El mensaje alternativo debe fluir por los medios de masas para llegar al sujeto responsable. Esta “resubjetivación” del receptor anónimo permite, a la vez:

  • cumplir con el cometido comunicacional alternativo
  • competir con la comunicación masificada instalando una comunicación alternativa.

Se trata de una comunicación implicada e implicante de baja o nula perversión en contenido y forma: se dice lo que se piensa y se hace lo que se dice.

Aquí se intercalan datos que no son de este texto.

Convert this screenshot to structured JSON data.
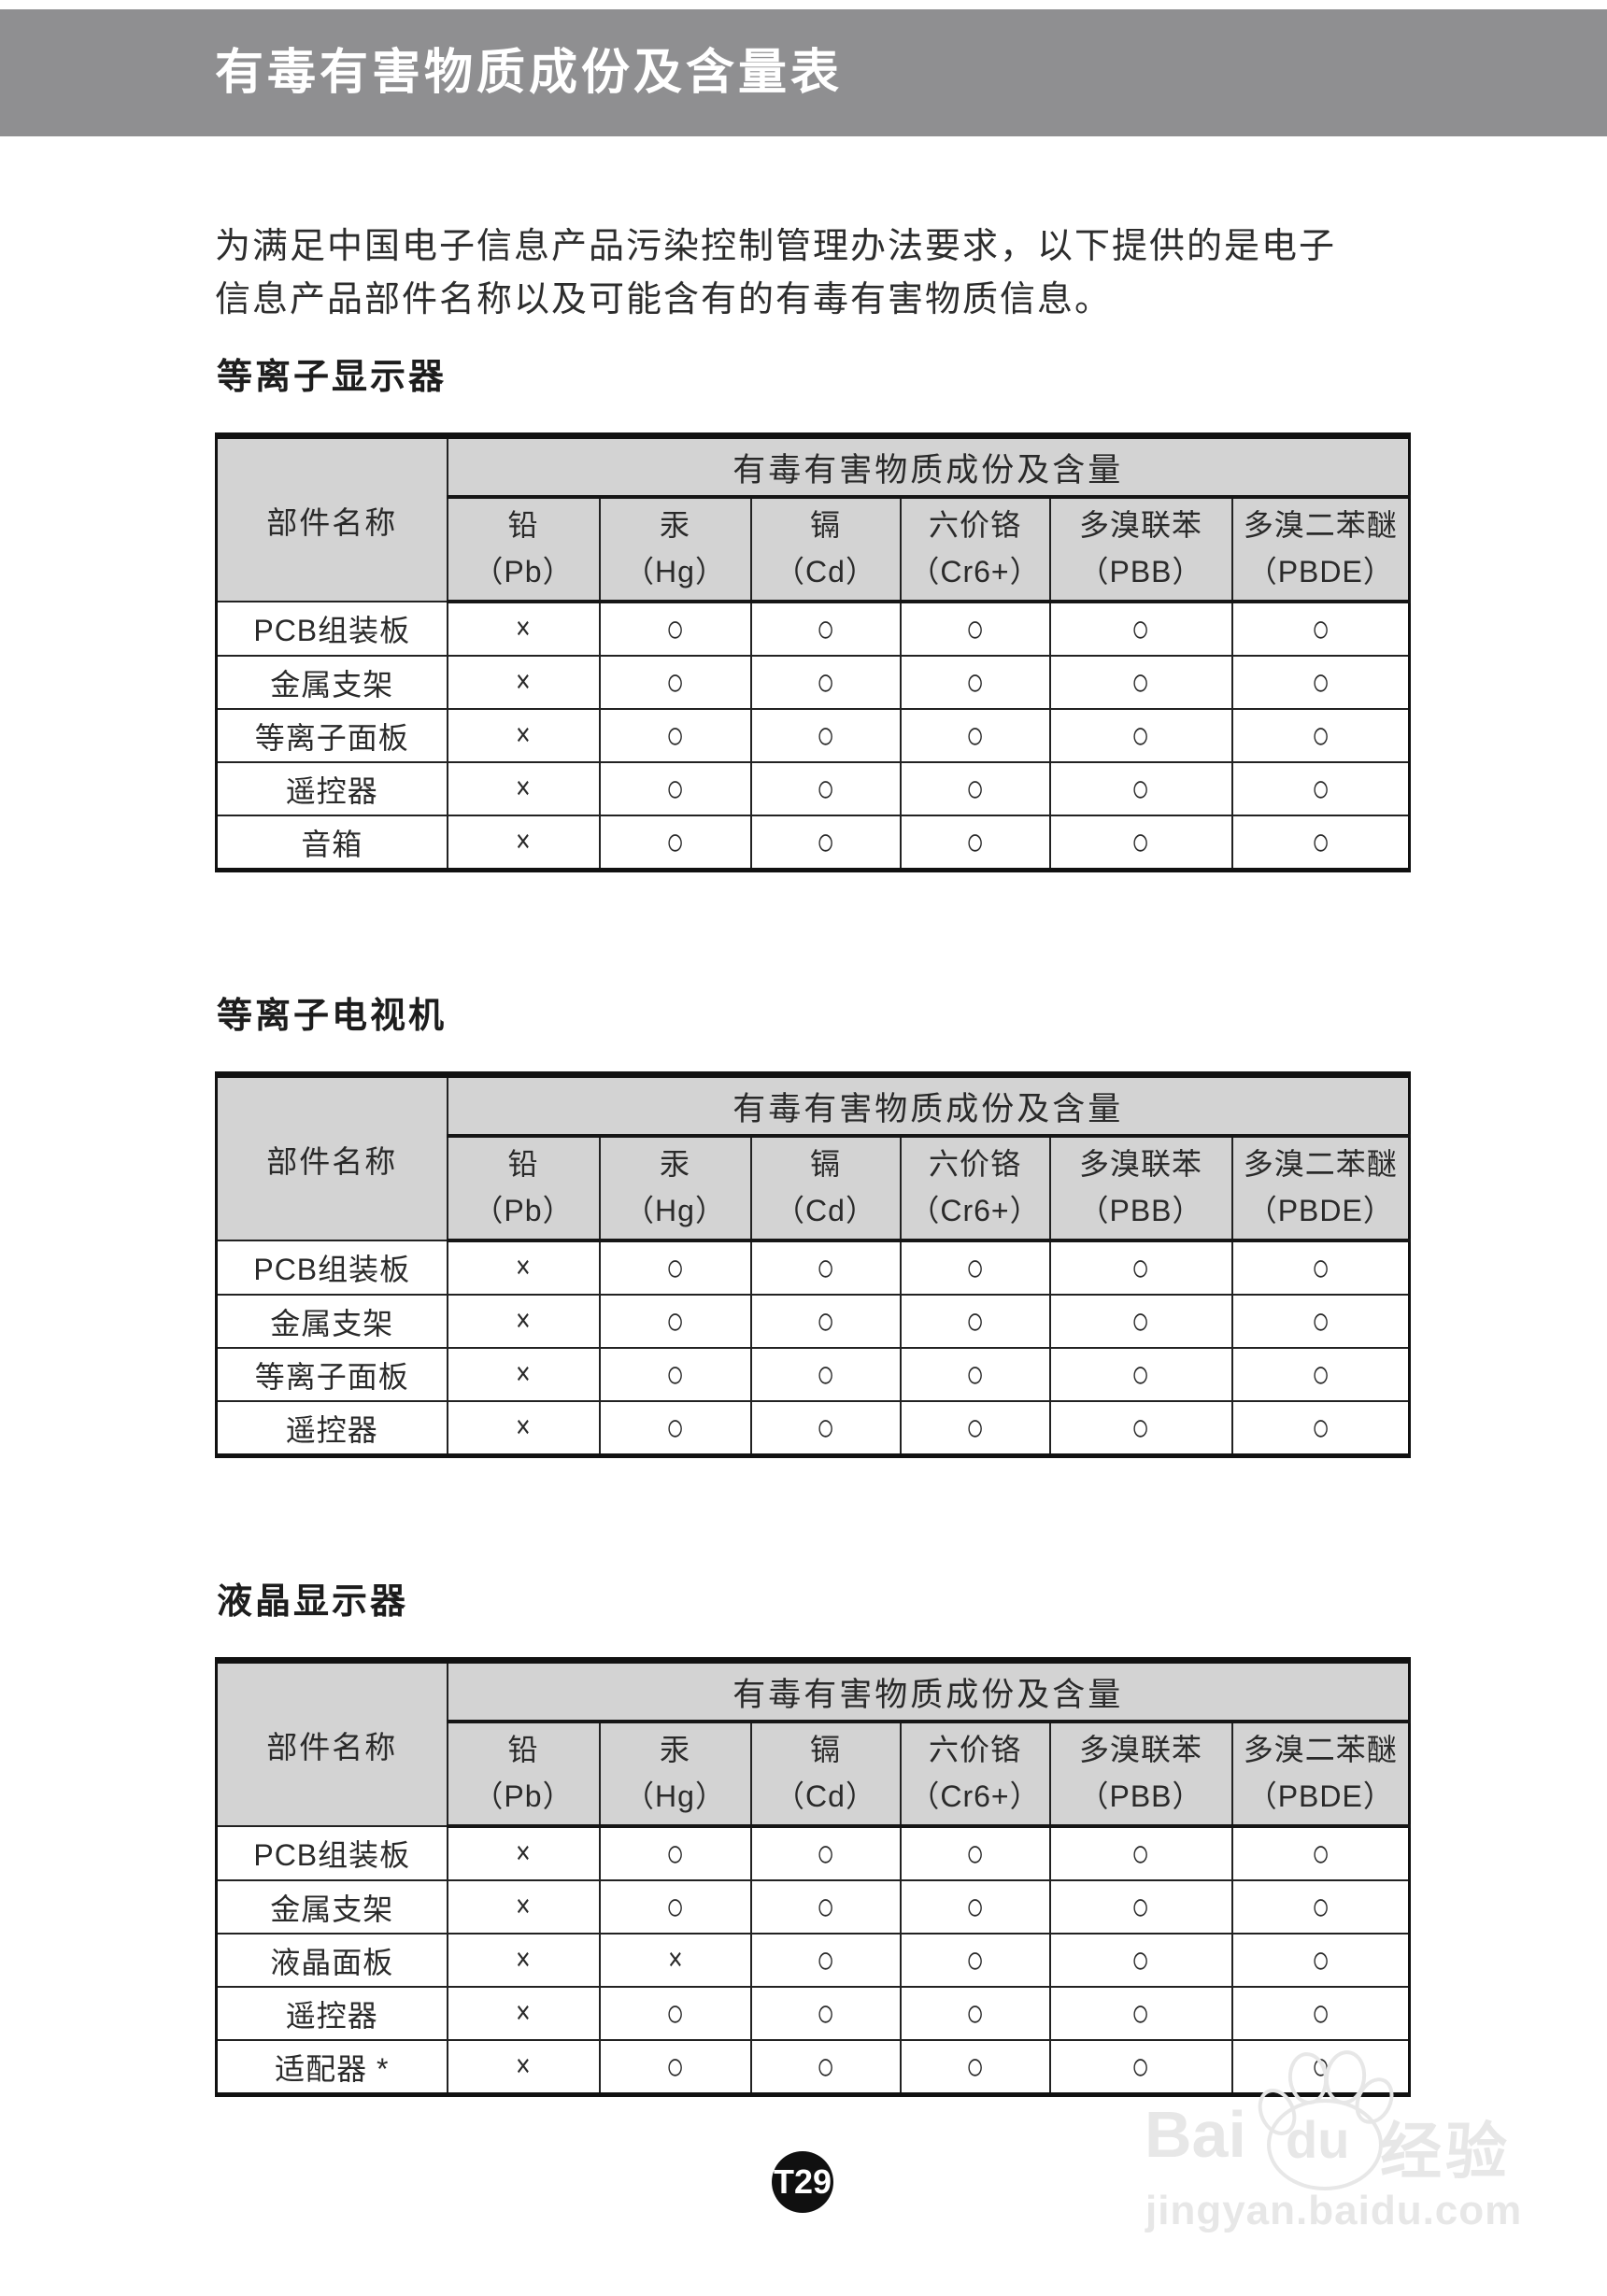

Tomando los diez rasgos señalados para la comunicación masificada, una comunicación de masas alternativas introduce cambios de sentido significativos, a saber:

OPACIDAD TRANSPARENCIA
COMPETITIVIDAD COMPLEMENTARIEDAD
UNIDIRECCIONALIDAD TRANSITIVIDAD
IRRACIONALIDAD RACIONALIDAD
HOMOGENEIDAD ESPECIFICIDAD
AUTOLEGITIMACION FIABILIDAD
IMPERATIVIDAD OBJETIVIDAD
DEMAGOGIA COMPROMISO
SEDUCCION CONVICCION
ENFATISMO CONTUNDENCIA

8. El papel de la retórica y la reculturación

Las condiciones imperantes de la comunicación masificada exigen que quién necesite acceder a la masa, de una u otra manera deberá acceder a recrear esas condiciones.

Ante este dilema suelen adoptarse dos posiciones extremas que es necesario criticar:

  • el alternativismo comunicacional radical y su fobia a los medios, originada en una sobrevaloración de su capacidad condicionadora del mensaje;
  • el alternativismo comunicacional aparente y su fe ingenua en el mensaje originada en una sobrevaloración de la capacidad transformadora de los contenidos.

Pero el poder de condicionamiento del medio y de los contenidos es relativo: el factor diferencial no está en ellos sino en la retórica.

El desafío del alternativismo comunicacional es lograr desagregar medio y retórica y, en cambio, soldar retórica y contenido.

La retórica alternativa es el metamensaje por el cual el emisor se autodiferencia desagregándose del anunciante masificador, discrimina al receptor consciente y, en su forma más potente, lo crea (re-subjetivación o des-masificación), instaurando un diálogo (el receptor detecta planos de identificación con el emisor).

Este trabajo sobre retórica que señalamos como diferenciador estructural nos remite a un ámbito de reflexión aún más profundo: la relación entre alternativismo comunicacional y reculturación.

En tanto dicha exigencia pone sobre la mesa las capacidades culturales de los actores de la comunicación, los carean con el núcleo del problema del alternativismo: enfrentarse a desviaciones graves en el desarrollo social en cuya base se encuentra el proceso de acelerada deculturación.

En realidad, latente o expreso, detrás de todo movimiento alternativo, se encuentra el reclamo de recuperación de una calidad cultural y, consecuentemente, en el ejercicio de ese reclamo, se exhuman y ponen en actividad los recursos culturales perdidos.

Notes

Ponencia en el Encuentro Latinoamericano “Comunicar las Instituciones”. Fundación Walter Benjamin/Fundación Konrad Adenauer. Buenos Aires, 1º de Octubre de 1999.